Forgive. It’s a very big word. Perhaps one of the biggest in any language spoken. I, of course, am not talking about the number of letters in it, but the meaning behind it.
I thought about forgiveness a lot last Thursday, September 11, and I almost wrote this blog on that notable day. But I had to think about it all and I came to the conclusion that it would make an appropriate Sunday Scripture blog, so here it is.
For many, the motto of September 11 is “Never Forget.” That’s a given, but what about “Never Forgive?” My knee jerk reply is “no.” “No way.” The day was too monumental, the actions too horrific, and the pain too immense.
In day to day living however, we are called to forgive. “Forgive us our trespasses as we forgive those who trespass against us” is what Jesus himself taught us to pray. We are reminded to forgive others because we all need forgiveness ourselves. How can we receive something we are not willing to give?
It is so very hard sometimes though, right? Forgiving someone who has betrayed you, lied to you, cheated you, or hurt you in any way is downright nearly impossible. The heart hurts and the head remembers. Asking for forgiveness is one thing, but forgiving someone else is another. But, to love is to forgive. Forgiving can also prove very freeing.
“To worry yourself to death with resentment would be a foolish, senseless thing to do.” Job 5:2
On the other hand, holding onto resentments can be paralyzing, counterproductive, and self-destructive. That’s when we need to turn not only to the person we are feeling resentful towards, but to God. It’s at those times, when we feel the most hurt and the most vulnerable, that we should ask God for healing. We need to ask Him to help us make peace with our anger, our hurt, and our broken spirit.
I am a very emotional and sensitive person. My feelings are hurt very easily and I often take things way too personally. When I’m hurt by someone, I’m hurt bad and have a hard time getting over it. I’m getting better and better at thinking “it’s not as bad as you think it is” but saying that and believing that wrestle in my head. Sometimes I just have to say “so what” and get on with life.
I also like to remember that I can either let a hurt make me bitter or make me better and that holding onto resentment ultimately hurts me more than the other person. More than likely, he or she has moved on and so must I. It’s the healthy thing to do and it’s the right thing to do, even if I haven’t received the apology I was hoping and waiting for.
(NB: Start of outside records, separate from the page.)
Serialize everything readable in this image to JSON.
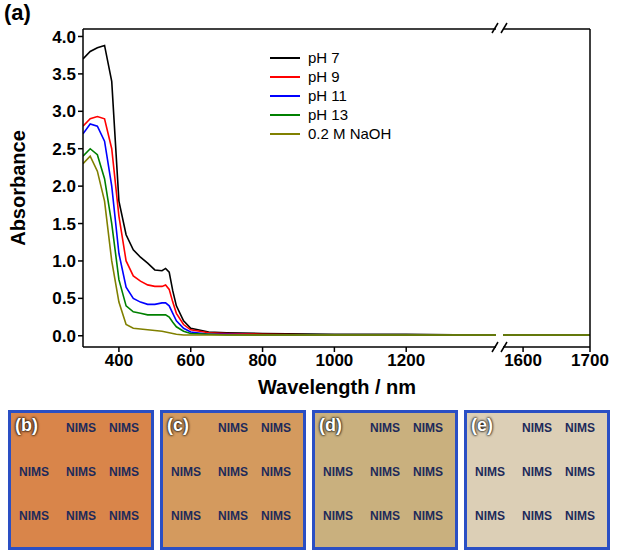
{
  "chart_data": [
    {
      "type": "line",
      "title": "(a)",
      "x_label": "Wavelength / nm",
      "y_label": "Absorbance",
      "x": [
        300,
        320,
        340,
        360,
        380,
        400,
        420,
        440,
        460,
        480,
        500,
        520,
        530,
        540,
        550,
        560,
        580,
        600,
        650,
        700,
        800,
        1000,
        1200,
        1400,
        1450
      ],
      "series": [
        {
          "name": "pH 7",
          "color": "#000000",
          "values": [
            3.7,
            3.8,
            3.85,
            3.88,
            3.4,
            1.8,
            1.35,
            1.15,
            1.05,
            0.97,
            0.88,
            0.87,
            0.9,
            0.85,
            0.6,
            0.4,
            0.2,
            0.1,
            0.05,
            0.04,
            0.03,
            0.02,
            0.02,
            0.01,
            0.01
          ]
        },
        {
          "name": "pH 9",
          "color": "#ff0000",
          "values": [
            2.8,
            2.9,
            2.93,
            2.9,
            2.5,
            1.6,
            1.0,
            0.8,
            0.73,
            0.68,
            0.66,
            0.66,
            0.68,
            0.62,
            0.45,
            0.3,
            0.15,
            0.08,
            0.04,
            0.03,
            0.02,
            0.01,
            0.01,
            0.01,
            0.01
          ]
        },
        {
          "name": "pH 11",
          "color": "#0000ff",
          "values": [
            2.7,
            2.83,
            2.8,
            2.6,
            2.0,
            1.1,
            0.65,
            0.5,
            0.45,
            0.42,
            0.42,
            0.44,
            0.44,
            0.4,
            0.3,
            0.2,
            0.1,
            0.05,
            0.02,
            0.02,
            0.01,
            0.01,
            0.01,
            0.01,
            0.01
          ]
        },
        {
          "name": "pH 13",
          "color": "#008000",
          "values": [
            2.4,
            2.5,
            2.42,
            2.1,
            1.5,
            0.75,
            0.4,
            0.32,
            0.3,
            0.28,
            0.28,
            0.28,
            0.28,
            0.25,
            0.18,
            0.12,
            0.06,
            0.03,
            0.02,
            0.01,
            0.01,
            0.01,
            0.01,
            0.01,
            0.01
          ]
        },
        {
          "name": "0.2 M NaOH",
          "color": "#808000",
          "values": [
            2.3,
            2.4,
            2.2,
            1.8,
            1.0,
            0.45,
            0.15,
            0.1,
            0.09,
            0.08,
            0.07,
            0.06,
            0.05,
            0.04,
            0.03,
            0.02,
            0.01,
            0.01,
            0.01,
            0.01,
            0.01,
            0.01,
            0.01,
            0.01,
            0.01
          ]
        }
      ],
      "xlim": [
        300,
        1450
      ],
      "xticks": [
        400,
        600,
        800,
        1000,
        1200
      ],
      "ylim": [
        -0.15,
        4.1
      ],
      "yticks": [
        {
          "value": 0,
          "label": "0.0"
        },
        0.5,
        {
          "value": 1,
          "label": "1.0"
        },
        1.5,
        {
          "value": 2,
          "label": "2.0"
        },
        2.5,
        {
          "value": 3,
          "label": "3.0"
        },
        3.5,
        {
          "value": 4,
          "label": "4.0"
        }
      ],
      "legend": "top"
    },
    {
      "type": "line",
      "x": [
        1570,
        1600,
        1650,
        1700
      ],
      "series": [
        {
          "name": "pH 7",
          "color": "#000000",
          "values": [
            0.01,
            0.01,
            0.01,
            0.01
          ]
        },
        {
          "name": "pH 9",
          "color": "#ff0000",
          "values": [
            0.01,
            0.01,
            0.01,
            0.01
          ]
        },
        {
          "name": "pH 11",
          "color": "#0000ff",
          "values": [
            0.01,
            0.01,
            0.01,
            0.01
          ]
        },
        {
          "name": "pH 13",
          "color": "#008000",
          "values": [
            0.01,
            0.01,
            0.01,
            0.01
          ]
        },
        {
          "name": "0.2 M NaOH",
          "color": "#808000",
          "values": [
            0.01,
            0.01,
            0.01,
            0.01
          ]
        }
      ],
      "xlim": [
        1570,
        1700
      ],
      "xticks": [
        1600,
        1700
      ],
      "ylim": [
        -0.15,
        4.1
      ],
      "tick_labels": "x"
    }
  ],
  "photos": [
    {
      "label": "(b)",
      "color": "#d9854a"
    },
    {
      "label": "(c)",
      "color": "#d49a5e"
    },
    {
      "label": "(d)",
      "color": "#c9b07e"
    },
    {
      "label": "(e)",
      "color": "#dccfb6"
    }
  ],
  "photo_text": "NIMS"
}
Forgiving doesn’t have to mean minimizing the seriousness of the offense. That’s the problem many of us, including me, have with forgiving. We think that by forgiving, we are justifying the hurt. That is not the case. Don’t ever say it doesn’t matter when it does and don’t ever let someone keep hurting you again and again. Forgiving someone also doesn’t necessarily mean a relationship reverts to its original state. It just means you are bigger than the hurt caused you. Being forgiving and being tolerant are two different things. Forgiveness is something you can do privately and not involve the other person. Reconciliation, however, takes two. Both sides need to be open to apologizing and open to forgiving.
“Apologizing doesn’t always mean you are wrong and the other person is right. It just means you value your relationship more than your ego.”
Apologizing. Yet another big word and one whose meaning we long to avoid for life. Don’t fool yourself though. You will need to apologize many, many times so you might as well do it right. Never ruin an apology with any type of excuse. “I’m sorry I lied, but…” just won’t cut it. Sincerely and honestly own up to your mistakes and transgressions. Whoever you’re apologizing to will see right through any transferring of blame and disingenuousness. If you don’t mean it and have no plans to make true and effort-filled amends, don’t say it at all.
When offering an apology, you must show genuine repentance, offer to make up for the hurt you’ve caused, and then work on rebuilding trust, which is sometimes as easy as forgiving. Once trust is lost, it’s difficult to get it back but, it’s not impossible.
“It is an insult to Go to think your sins are greater than His mercy,” Mother Angelica
If no sin is too big for even God to forgive upon reconciliation, we should all find a way to forgive others and even ourselves. As Pope Francis said, “we are all sinners. The problem isn’t being a sinner. The problem is not repenting of our sins. Not being ashamed of what we have done, that’s the problem. “
Shame. Another short yet very big word. We don’t like shame and we certainly don’t like to admit being ashamed of our actions. We also don’t like to ask for forgiveness for those actions. But, just like letting go of resentments is freeing, so is asking for forgiveness.
Forgiveness. Do it and ask for it. Others and God are waiting.